Either way, it means more poor students are expected to pay skyrocketing prices to get a degree. And that means they either don’t go to college—or they sign the paperwork for loan after loan after loan. Already, two out of three college graduates in America leave school with student loan debt, averaging $26,600 each last year.
“The time has come for policymakers to take notice,” assert the report’s authors. “Federal action is needed to ensure that colleges continue to provide a gateway to opportunity, rather than perpetuating inequality by limiting college access to only those who are rich enough to be able to afford it.”
In the days ahead, this means Congress should stop the doubling of student loan interest rates in July. (Urge your Senator to take action today.) But in the longer term, it means federal lawmakers must reinvest in Pell Grants for the country’s poorest students. This year, the most any student can get from Pell is $5,500, just $11 more than the max in 1976. (Meanwhile, during those years, the cost of college has soared by 600 percent.) With that in mind, NEA has called on Congress to increase the value of Pell Grants—because college must be more affordable and accessible to all. It’s a matter of national welfare: This country is expected to need 22 million more college-educated workers by 2018, and is likely to fall short by 3 million.
The report also shows that one bright spot for the nation’s poorest students, its Pell Grant recipients, remains the California State University (CSU) system. Four of the top 12 least expensive public colleges for poor students are CSU campuses: Dominguez Hills where the net price is an average $1,076 per Pell Grant recipient per year, followed by Fullerton, Los Angeles, and Fresno. (These are students whose families live below the federal poverty line—for a family of four that means earning less than $30,000 a year.)

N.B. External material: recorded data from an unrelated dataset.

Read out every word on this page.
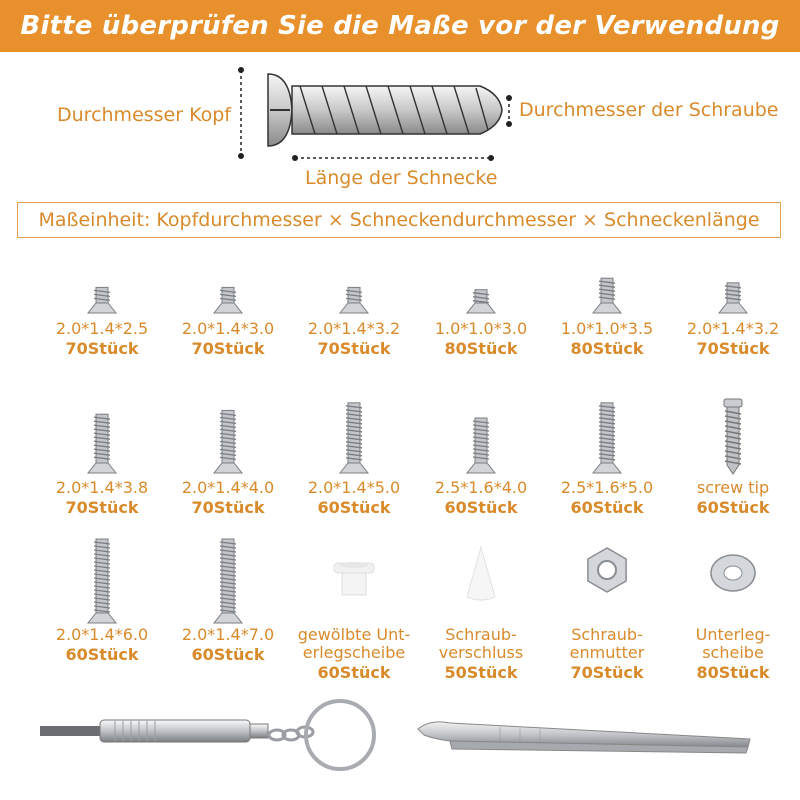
Bitte überprüfen Sie die Maße vor der Verwendung
Durchmesser Kopf	Durchmesser der Schraube
Länge der Schnecke
Maßeinheit: Kopfdurchmesser × Schneckendurchmesser × Schneckenlänge
2.0*1.4*2.5
70Stück
2.0*1.4*3.0
70Stück
2.0*1.4*3.2
70Stück
1.0*1.0*3.0
80Stück
1.0*1.0*3.5
80Stück
2.0*1.4*3.2
70Stück
2.0*1.4*3.8
70Stück
2.0*1.4*4.0
70Stück
2.0*1.4*5.0
60Stück
2.5*1.6*4.0
60Stück
2.5*1.6*5.0
60Stück
screw tip
60Stück
2.0*1.4*6.0
60Stück
2.0*1.4*7.0
60Stück
gewölbte Unt-
erlegscheibe
60Stück
Schraub-
verschluss
50Stück
Schraub-
enmutter
70Stück
Unterleg-
scheibe
80Stück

Within the CSU system, both students and members of the California Faculty Association (CFA) have fought a hard fight for lower tuition and fees. In rallies and public statements, they have called on state policymakers, boards of trustees, and institutional administrators to stay true to the promise of the CSU system, whose historic mission “is to reach students who might otherwise not be able to afford to get a college degree,” said CFA President Lillian Taiz recently.
Between 2002 and 2012, CSU tuition increased from $1,428 to $5,472 (a 238 percent increase), with CFA members protesting every hike. Then last year, union members and students fought side-by-side for the successful passage of Proposition 30, which created more state funds for higher education and froze the cost of tuition. And now, the governor’s proposed state budget begins a reinvestment (to the tune of $123 million) in California’s public colleges and universities. “This budget proposal is the first step in restoring a prosperous future for California,” said Taiz.
But in most places, the profound change in the way colleges spend their aid dollars, up to $30 billion last year, has gone unnoticed by the public —and not by accident. “The higher education lobby has done its part to try to keep the public and policymakers in the dark—fighting tooth and nail against any and all government efforts to shine a light on their institutional aid practices,” the report’s authors write.
Increasing Pell isn’t enough, so the authors call on Congress to offer financial bonuses to the public institutions that enroll a substantial number of poor students (and graduate them), and also to require private schools to match Pell Grant funds with their own financial aid dollars. These institutions, they write, “[must] live up to their commitment to serve as engines of opportunity, rather than as perpetuators of inequality.”